Burlesque et vulgarité à volonté. Balasko n’est jamais meilleure que dans la peau d’une damnée de la terre, seule, moche et non-désirée, mieux, humiliée et vaguement exploitée par les rares membres de son entourage (ici, son psy, son voisin, sa mère) ; c’est avec ce costume disgracieux et purulent qu’elle trouve par surprise un ange gardien vicieux dans Arlette ou Ma vie est un enfer, voir Nuit d’ivresse où elle est également exaucée pour le pire.
Avec ce troisième film qu’elle réalise elle-même, juste avant le sacre de Gazon maudit, Balasko partage l’affiche aux côtés d’un Daniel Auteuil survolté ; il apparaît en démon venu profiter de sa fragilité, dont elle va tomber amoureuse malgré ses manipulations, allant jusqu’à tenter de le racheter lorsque la hiérarchie céleste s’acharne sur lui. En renversant ainsi la table, le film se permet d’explorer toutes les pistes de son improbable scénario, plutôt que de se restreindre à une simple accumulation de sortilèges autour du personnage de Léa.
Particulièrement outrancier, Ma vie est un enfer se profile en farce brutale (avec d’impressionnants accès de mauvais goût), plus anglo-saxonne que franchouillarde (bien que le Benguigui accroc au porno soit là pour le rappeler). Les pouvoirs surnaturels et la nature de Abar autorisent plusieurs numéros grand-guignols (le tour de magie perturbé, le chaos dans le restaurant de luxe), tandis que l’enfer et ses avatars sont traduits sous un angle folkorique. Balasko imagine les corporations autour de lui avec les bars des émissaires du diable ou le centre de traitement des messages terrestres.

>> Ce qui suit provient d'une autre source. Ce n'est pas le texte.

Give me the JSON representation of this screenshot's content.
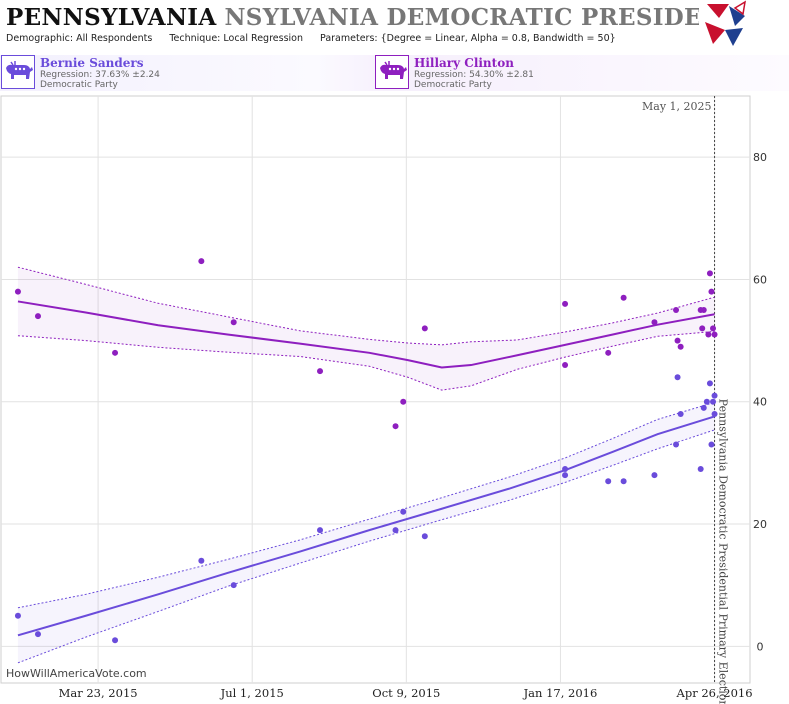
{
  "header": {
    "title_main": "PENNSYLVANIA",
    "title_sub": "NSYLVANIA DEMOCRATIC PRESIDENTIAL PRIM",
    "params": [
      {
        "key": "Demographic:",
        "value": "All Respondents"
      },
      {
        "key": "Technique:",
        "value": "Local Regression"
      },
      {
        "key": "Parameters:",
        "value": "{Degree = Linear, Alpha = 0.8, Bandwidth = 50}"
      }
    ]
  },
  "candidates": [
    {
      "name": "Bernie Sanders",
      "regression": "Regression: 37.63% ±2.24",
      "party": "Democratic Party",
      "color": "#6a4cdb"
    },
    {
      "name": "Hillary Clinton",
      "regression": "Regression: 54.30% ±2.81",
      "party": "Democratic Party",
      "color": "#8e1fbf"
    }
  ],
  "credit": "HowWillAmericaVote.com",
  "chart_data": {
    "type": "scatter",
    "x_axis": {
      "min": "2015-01-19",
      "max": "2016-05-19",
      "ticks": [
        "Mar 23, 2015",
        "Jul 1, 2015",
        "Oct 9, 2015",
        "Jan 17, 2016",
        "Apr 26, 2016"
      ]
    },
    "y_axis": {
      "min": -6,
      "max": 90,
      "ticks": [
        0,
        20,
        40,
        60,
        80
      ]
    },
    "grid": true,
    "marker": {
      "date": "2016-04-26",
      "label": "May 1, 2025",
      "vertical_label": "Pennsylvania Democratic Presidential Primary Election"
    },
    "series": [
      {
        "name": "Hillary Clinton",
        "color": "#8e1fbf",
        "points": [
          {
            "x": "2015-01-30",
            "y": 58
          },
          {
            "x": "2015-02-12",
            "y": 54
          },
          {
            "x": "2015-04-03",
            "y": 48
          },
          {
            "x": "2015-05-29",
            "y": 63
          },
          {
            "x": "2015-06-19",
            "y": 53
          },
          {
            "x": "2015-08-14",
            "y": 45
          },
          {
            "x": "2015-10-02",
            "y": 36
          },
          {
            "x": "2015-10-07",
            "y": 40
          },
          {
            "x": "2015-10-21",
            "y": 52
          },
          {
            "x": "2016-01-20",
            "y": 56
          },
          {
            "x": "2016-01-20",
            "y": 46
          },
          {
            "x": "2016-02-17",
            "y": 48
          },
          {
            "x": "2016-02-27",
            "y": 57
          },
          {
            "x": "2016-03-18",
            "y": 53
          },
          {
            "x": "2016-04-01",
            "y": 55
          },
          {
            "x": "2016-04-02",
            "y": 50
          },
          {
            "x": "2016-04-04",
            "y": 49
          },
          {
            "x": "2016-04-17",
            "y": 55
          },
          {
            "x": "2016-04-18",
            "y": 52
          },
          {
            "x": "2016-04-19",
            "y": 55
          },
          {
            "x": "2016-04-22",
            "y": 51
          },
          {
            "x": "2016-04-23",
            "y": 61
          },
          {
            "x": "2016-04-24",
            "y": 58
          },
          {
            "x": "2016-04-25",
            "y": 52
          },
          {
            "x": "2016-04-26",
            "y": 51
          }
        ],
        "fit": [
          {
            "x": "2015-01-30",
            "y": 56.4,
            "lo": 50.8,
            "hi": 62.0
          },
          {
            "x": "2015-03-15",
            "y": 54.6,
            "lo": 50.0,
            "hi": 59.2
          },
          {
            "x": "2015-05-01",
            "y": 52.5,
            "lo": 48.9,
            "hi": 56.1
          },
          {
            "x": "2015-06-15",
            "y": 51.0,
            "lo": 48.1,
            "hi": 53.9
          },
          {
            "x": "2015-08-01",
            "y": 49.5,
            "lo": 47.4,
            "hi": 51.6
          },
          {
            "x": "2015-09-15",
            "y": 48.0,
            "lo": 45.8,
            "hi": 50.2
          },
          {
            "x": "2015-10-10",
            "y": 46.8,
            "lo": 44.0,
            "hi": 49.6
          },
          {
            "x": "2015-11-01",
            "y": 45.6,
            "lo": 41.9,
            "hi": 49.3
          },
          {
            "x": "2015-11-20",
            "y": 46.0,
            "lo": 42.6,
            "hi": 49.8
          },
          {
            "x": "2015-12-20",
            "y": 47.6,
            "lo": 45.3,
            "hi": 50.1
          },
          {
            "x": "2016-01-20",
            "y": 49.3,
            "lo": 47.3,
            "hi": 51.4
          },
          {
            "x": "2016-02-20",
            "y": 51.0,
            "lo": 49.1,
            "hi": 52.9
          },
          {
            "x": "2016-03-20",
            "y": 52.6,
            "lo": 50.7,
            "hi": 54.5
          },
          {
            "x": "2016-04-26",
            "y": 54.3,
            "lo": 51.5,
            "hi": 57.1
          }
        ]
      },
      {
        "name": "Bernie Sanders",
        "color": "#6a4cdb",
        "points": [
          {
            "x": "2015-01-30",
            "y": 5
          },
          {
            "x": "2015-02-12",
            "y": 2
          },
          {
            "x": "2015-04-03",
            "y": 1
          },
          {
            "x": "2015-05-29",
            "y": 14
          },
          {
            "x": "2015-06-19",
            "y": 10
          },
          {
            "x": "2015-08-14",
            "y": 19
          },
          {
            "x": "2015-10-02",
            "y": 19
          },
          {
            "x": "2015-10-07",
            "y": 22
          },
          {
            "x": "2015-10-21",
            "y": 18
          },
          {
            "x": "2016-01-20",
            "y": 29
          },
          {
            "x": "2016-01-20",
            "y": 28
          },
          {
            "x": "2016-02-17",
            "y": 27
          },
          {
            "x": "2016-02-27",
            "y": 27
          },
          {
            "x": "2016-03-18",
            "y": 28
          },
          {
            "x": "2016-04-01",
            "y": 33
          },
          {
            "x": "2016-04-02",
            "y": 44
          },
          {
            "x": "2016-04-04",
            "y": 38
          },
          {
            "x": "2016-04-17",
            "y": 29
          },
          {
            "x": "2016-04-19",
            "y": 39
          },
          {
            "x": "2016-04-21",
            "y": 40
          },
          {
            "x": "2016-04-23",
            "y": 43
          },
          {
            "x": "2016-04-24",
            "y": 33
          },
          {
            "x": "2016-04-25",
            "y": 40
          },
          {
            "x": "2016-04-26",
            "y": 41
          },
          {
            "x": "2016-04-26",
            "y": 38
          }
        ],
        "fit": [
          {
            "x": "2015-01-30",
            "y": 1.8,
            "lo": -2.7,
            "hi": 6.3
          },
          {
            "x": "2015-03-15",
            "y": 5.0,
            "lo": 1.5,
            "hi": 8.5
          },
          {
            "x": "2015-05-01",
            "y": 8.5,
            "lo": 5.7,
            "hi": 11.3
          },
          {
            "x": "2015-06-15",
            "y": 12.0,
            "lo": 9.8,
            "hi": 14.2
          },
          {
            "x": "2015-08-01",
            "y": 15.5,
            "lo": 13.6,
            "hi": 17.4
          },
          {
            "x": "2015-09-15",
            "y": 19.0,
            "lo": 17.2,
            "hi": 20.8
          },
          {
            "x": "2015-11-01",
            "y": 22.5,
            "lo": 20.7,
            "hi": 24.3
          },
          {
            "x": "2015-12-15",
            "y": 25.8,
            "lo": 23.9,
            "hi": 27.7
          },
          {
            "x": "2016-01-20",
            "y": 28.8,
            "lo": 26.8,
            "hi": 30.8
          },
          {
            "x": "2016-02-20",
            "y": 31.8,
            "lo": 29.6,
            "hi": 34.0
          },
          {
            "x": "2016-03-20",
            "y": 34.7,
            "lo": 32.3,
            "hi": 37.1
          },
          {
            "x": "2016-04-26",
            "y": 37.6,
            "lo": 35.4,
            "hi": 39.9
          }
        ]
      }
    ]
  }
}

Réellement trash (l’arme de la vengeance), y compris au plan graphique où il se comporte comme un nanar cronenbergien (scène de transformation de la mère en dame de l’aspirateur de Eraserhead), Ma vie est un enfer aurait pu devenir un fleuron de la comédie fantastique excentrique et populaire à la française ; il se contente d'être un des seuls essais potaches et grand-public dans le genre. Reste une rinçade grasse et colorée.